Cerebras’s fast inference enables multi-step workflows to complete quickly, making it practical to build efficient browser automation that navigates multiple sites and makes intelligent decisions at each step.

Why Use Cerebras with Stagehand?

Cerebras’s ultra-fast inference provides several key advantages for browser automation:

Real-time responsiveness - Sub-second inference enables agents to react instantly to page changes and dynamic content, making automation feel natural
Complex reasoning - Models like gpt-oss-120b handle sophisticated multi-step workflows and make intelligent decisions about ambiguous page elements
Cost-effective scaling - Fast inference means lower costs for long-running automation tasks and dramatically reduced API usage compared to slower providers
Reliable execution - Low latency reduces timeouts and improves task completion rates, especially for time-sensitive operations and dynamic web applications
Better developer experience - Near-instantaneous responses during development make debugging and iteration significantly faster

Key Features

Four Powerful Primitives

Stagehand provides four complementary approaches to browser automation:

act() - Execute actions using natural language instructions (click, type, navigate, scroll)
extract() - Pull structured data from pages using AI, with Zod schema validation
observe() - Discover available actions on any page without executing them
agent() - Automate entire workflows autonomously for complex multi-step tasks

Natural Language Control

Describe what you want to do in plain English, and Stagehand’s AI will figure out how to interact with the page. No need for brittle CSS selectors or XPath queries.

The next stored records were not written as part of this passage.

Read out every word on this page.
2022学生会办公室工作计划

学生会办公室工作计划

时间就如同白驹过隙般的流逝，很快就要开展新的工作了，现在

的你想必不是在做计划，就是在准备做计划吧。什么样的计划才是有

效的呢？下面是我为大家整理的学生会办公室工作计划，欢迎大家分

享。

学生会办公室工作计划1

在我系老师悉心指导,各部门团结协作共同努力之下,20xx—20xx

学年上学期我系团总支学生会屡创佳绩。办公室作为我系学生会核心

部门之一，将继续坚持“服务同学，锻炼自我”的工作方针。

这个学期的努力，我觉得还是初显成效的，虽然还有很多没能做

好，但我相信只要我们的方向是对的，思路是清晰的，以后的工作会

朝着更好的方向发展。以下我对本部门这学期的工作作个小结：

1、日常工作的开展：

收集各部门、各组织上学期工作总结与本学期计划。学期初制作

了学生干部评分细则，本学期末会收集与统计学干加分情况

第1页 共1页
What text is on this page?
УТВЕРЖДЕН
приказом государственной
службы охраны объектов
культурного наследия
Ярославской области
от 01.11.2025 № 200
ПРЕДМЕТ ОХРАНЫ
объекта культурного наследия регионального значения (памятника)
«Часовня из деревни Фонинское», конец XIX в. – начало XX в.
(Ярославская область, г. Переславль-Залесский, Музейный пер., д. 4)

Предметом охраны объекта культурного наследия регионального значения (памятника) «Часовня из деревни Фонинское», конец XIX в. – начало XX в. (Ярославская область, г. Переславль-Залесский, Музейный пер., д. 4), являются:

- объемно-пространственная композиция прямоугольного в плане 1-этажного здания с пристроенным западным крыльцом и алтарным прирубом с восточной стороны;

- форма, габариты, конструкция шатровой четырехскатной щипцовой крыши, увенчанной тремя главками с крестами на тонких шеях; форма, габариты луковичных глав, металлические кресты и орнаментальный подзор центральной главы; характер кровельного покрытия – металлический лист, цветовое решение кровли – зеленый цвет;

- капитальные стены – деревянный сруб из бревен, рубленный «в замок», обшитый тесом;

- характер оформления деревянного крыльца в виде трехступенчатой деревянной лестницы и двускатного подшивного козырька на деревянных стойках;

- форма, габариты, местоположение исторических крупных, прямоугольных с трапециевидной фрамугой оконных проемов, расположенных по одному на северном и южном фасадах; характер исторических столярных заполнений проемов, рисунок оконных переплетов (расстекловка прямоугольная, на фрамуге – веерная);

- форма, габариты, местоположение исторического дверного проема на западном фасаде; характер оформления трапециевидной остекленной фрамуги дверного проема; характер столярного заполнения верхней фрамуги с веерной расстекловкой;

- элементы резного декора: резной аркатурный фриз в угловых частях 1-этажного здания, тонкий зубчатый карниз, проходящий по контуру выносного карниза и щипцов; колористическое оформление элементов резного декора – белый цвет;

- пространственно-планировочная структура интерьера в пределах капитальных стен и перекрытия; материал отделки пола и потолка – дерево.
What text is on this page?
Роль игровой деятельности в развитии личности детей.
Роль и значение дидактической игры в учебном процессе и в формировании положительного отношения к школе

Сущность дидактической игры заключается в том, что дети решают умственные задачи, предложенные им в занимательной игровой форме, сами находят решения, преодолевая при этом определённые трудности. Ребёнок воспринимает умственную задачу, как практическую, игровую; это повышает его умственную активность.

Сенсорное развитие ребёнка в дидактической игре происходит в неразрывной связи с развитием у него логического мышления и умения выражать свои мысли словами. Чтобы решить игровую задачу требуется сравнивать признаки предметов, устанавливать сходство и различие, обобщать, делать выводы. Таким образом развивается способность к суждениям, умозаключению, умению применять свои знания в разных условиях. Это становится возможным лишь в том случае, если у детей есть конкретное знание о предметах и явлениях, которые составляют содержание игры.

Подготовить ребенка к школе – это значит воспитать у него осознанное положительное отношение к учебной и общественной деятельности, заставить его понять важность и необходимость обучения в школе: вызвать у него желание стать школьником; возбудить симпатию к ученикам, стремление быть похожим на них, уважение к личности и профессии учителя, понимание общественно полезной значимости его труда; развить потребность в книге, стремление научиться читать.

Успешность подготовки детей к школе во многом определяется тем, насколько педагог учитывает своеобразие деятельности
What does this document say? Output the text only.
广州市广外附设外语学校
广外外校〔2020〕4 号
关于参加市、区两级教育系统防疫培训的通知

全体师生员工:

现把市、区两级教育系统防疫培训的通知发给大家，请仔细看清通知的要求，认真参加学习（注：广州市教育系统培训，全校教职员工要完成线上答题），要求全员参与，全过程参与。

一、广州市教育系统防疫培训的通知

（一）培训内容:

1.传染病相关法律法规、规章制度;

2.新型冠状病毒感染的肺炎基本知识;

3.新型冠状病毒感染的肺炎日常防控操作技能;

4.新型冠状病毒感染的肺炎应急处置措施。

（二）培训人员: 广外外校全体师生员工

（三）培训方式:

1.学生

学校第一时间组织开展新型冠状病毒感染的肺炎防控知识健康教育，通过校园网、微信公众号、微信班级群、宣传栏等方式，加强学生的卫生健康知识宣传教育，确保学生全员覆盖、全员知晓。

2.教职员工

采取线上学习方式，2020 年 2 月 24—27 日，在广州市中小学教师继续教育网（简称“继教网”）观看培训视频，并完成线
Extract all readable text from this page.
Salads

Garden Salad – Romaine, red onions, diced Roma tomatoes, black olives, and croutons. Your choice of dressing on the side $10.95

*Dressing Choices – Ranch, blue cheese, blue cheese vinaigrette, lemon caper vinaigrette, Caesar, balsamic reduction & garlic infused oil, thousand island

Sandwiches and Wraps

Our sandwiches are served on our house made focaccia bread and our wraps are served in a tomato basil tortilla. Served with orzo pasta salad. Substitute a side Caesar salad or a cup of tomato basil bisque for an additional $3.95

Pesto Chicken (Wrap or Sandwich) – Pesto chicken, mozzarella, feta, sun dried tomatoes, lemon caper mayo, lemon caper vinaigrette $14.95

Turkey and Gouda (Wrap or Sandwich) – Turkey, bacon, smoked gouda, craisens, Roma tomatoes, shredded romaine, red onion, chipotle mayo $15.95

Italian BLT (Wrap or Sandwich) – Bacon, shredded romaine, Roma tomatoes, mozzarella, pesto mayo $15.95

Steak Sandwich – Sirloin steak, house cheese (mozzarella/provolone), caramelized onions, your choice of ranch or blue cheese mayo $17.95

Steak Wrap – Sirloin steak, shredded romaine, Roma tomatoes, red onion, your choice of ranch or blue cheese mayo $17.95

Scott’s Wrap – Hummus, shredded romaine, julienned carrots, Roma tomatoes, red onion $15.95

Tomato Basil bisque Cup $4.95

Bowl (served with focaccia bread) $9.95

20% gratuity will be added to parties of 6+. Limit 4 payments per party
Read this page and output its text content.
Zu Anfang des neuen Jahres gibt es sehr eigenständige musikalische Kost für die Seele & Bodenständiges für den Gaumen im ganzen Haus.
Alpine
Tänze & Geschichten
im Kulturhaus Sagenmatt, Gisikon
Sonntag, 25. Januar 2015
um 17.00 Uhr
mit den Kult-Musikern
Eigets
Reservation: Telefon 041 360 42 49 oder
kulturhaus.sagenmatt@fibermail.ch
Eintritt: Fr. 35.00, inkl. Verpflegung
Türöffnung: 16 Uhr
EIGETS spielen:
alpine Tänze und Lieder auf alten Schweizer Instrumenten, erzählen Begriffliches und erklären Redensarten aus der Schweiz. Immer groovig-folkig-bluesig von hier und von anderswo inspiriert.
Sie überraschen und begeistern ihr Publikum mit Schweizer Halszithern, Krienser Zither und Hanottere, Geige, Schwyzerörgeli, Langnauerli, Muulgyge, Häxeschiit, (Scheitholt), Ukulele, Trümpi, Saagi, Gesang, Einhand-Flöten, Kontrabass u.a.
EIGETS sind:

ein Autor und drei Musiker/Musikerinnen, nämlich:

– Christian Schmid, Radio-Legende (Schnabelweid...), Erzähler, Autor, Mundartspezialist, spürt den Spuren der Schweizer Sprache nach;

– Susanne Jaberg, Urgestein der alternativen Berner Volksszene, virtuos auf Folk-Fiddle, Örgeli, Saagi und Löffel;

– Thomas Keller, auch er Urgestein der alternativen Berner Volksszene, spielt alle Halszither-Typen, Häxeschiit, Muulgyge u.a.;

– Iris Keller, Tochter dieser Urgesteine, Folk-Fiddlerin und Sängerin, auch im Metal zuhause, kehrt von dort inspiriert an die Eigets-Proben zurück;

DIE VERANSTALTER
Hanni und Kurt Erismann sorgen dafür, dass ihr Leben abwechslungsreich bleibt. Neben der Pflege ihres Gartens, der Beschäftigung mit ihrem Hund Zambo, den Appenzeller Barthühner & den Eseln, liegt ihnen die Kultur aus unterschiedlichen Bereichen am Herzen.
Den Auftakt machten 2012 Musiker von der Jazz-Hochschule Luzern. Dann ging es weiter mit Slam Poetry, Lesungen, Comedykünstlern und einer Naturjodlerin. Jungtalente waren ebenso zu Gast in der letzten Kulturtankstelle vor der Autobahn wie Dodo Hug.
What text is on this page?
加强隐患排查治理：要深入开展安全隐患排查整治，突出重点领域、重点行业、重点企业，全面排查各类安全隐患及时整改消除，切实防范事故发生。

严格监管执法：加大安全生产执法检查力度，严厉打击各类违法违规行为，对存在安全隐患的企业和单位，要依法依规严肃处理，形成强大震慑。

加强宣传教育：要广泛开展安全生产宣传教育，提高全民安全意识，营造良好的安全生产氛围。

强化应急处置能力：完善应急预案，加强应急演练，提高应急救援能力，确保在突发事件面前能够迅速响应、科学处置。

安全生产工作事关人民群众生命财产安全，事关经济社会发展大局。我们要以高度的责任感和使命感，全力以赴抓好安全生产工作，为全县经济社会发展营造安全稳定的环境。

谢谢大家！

Structured Data Extraction

Use Zod schemas to define exactly what data you want to extract, and Stagehand will find and structure it for you with built-in validation.

Works Everywhere

Stagehand v3 is compatible with all Chromium-based browsers. It also offers integrations with Playwright, Puppeteer, and Selenium for developers who want to combine AI-powered automation with traditional browser control.

Available Models

Stagehand works with all Cerebras models for browser automation:

Model	Parameters	Best For
llama3.1-8b	8B	Fastest option for simple tasks and high-throughput scenarios
gpt-oss-120b	120B	Largest model for the most demanding tasks
zai-glm-4.7	357B	Advanced 357B parameter model with strong reasoning capabilities

Change the modelName parameter when creating your Stagehand instance to switch between models.

Next Steps

Explore Stagehand’s full documentation for advanced features like custom selectors and context management
Try different Cerebras models to optimize for your use case (speed vs. reasoning capability)
Check out Stagehand GitHub for more automation patterns and community examples
Migrate to GLM4.7: Ready to upgrade? Follow our migration guide to start using our latest model

Troubleshooting

Stagehand can't find an element on the page

If Stagehand struggles to locate page elements:

Use atomic instructions - Break complex actions into single steps. Instead of “Click the search box and search for ‘query’”, use three separate calls: “Click the search button”, “Type ‘query’ into the search input”, “Press Enter”
Be more specific in your instructions - Instead of “click the button”, try “click the blue submit button in the bottom right corner”
Wait for dynamic content - Some elements load via JavaScript. Add explicit waits: await new Promise(r => setTimeout(r, 2000));
Verify the element exists - Use observe() first to see what Stagehand detects on the page
Try a different model - gpt-oss-120b generally has better reasoning for complex pages than faster models

Example with explicit waiting:

await page.goto("https://example.com");
await new Promise(r => setTimeout(r, 2000)); // Wait for dynamic content
await stagehand.act("Click the load more button");

How do I handle authentication and sessions?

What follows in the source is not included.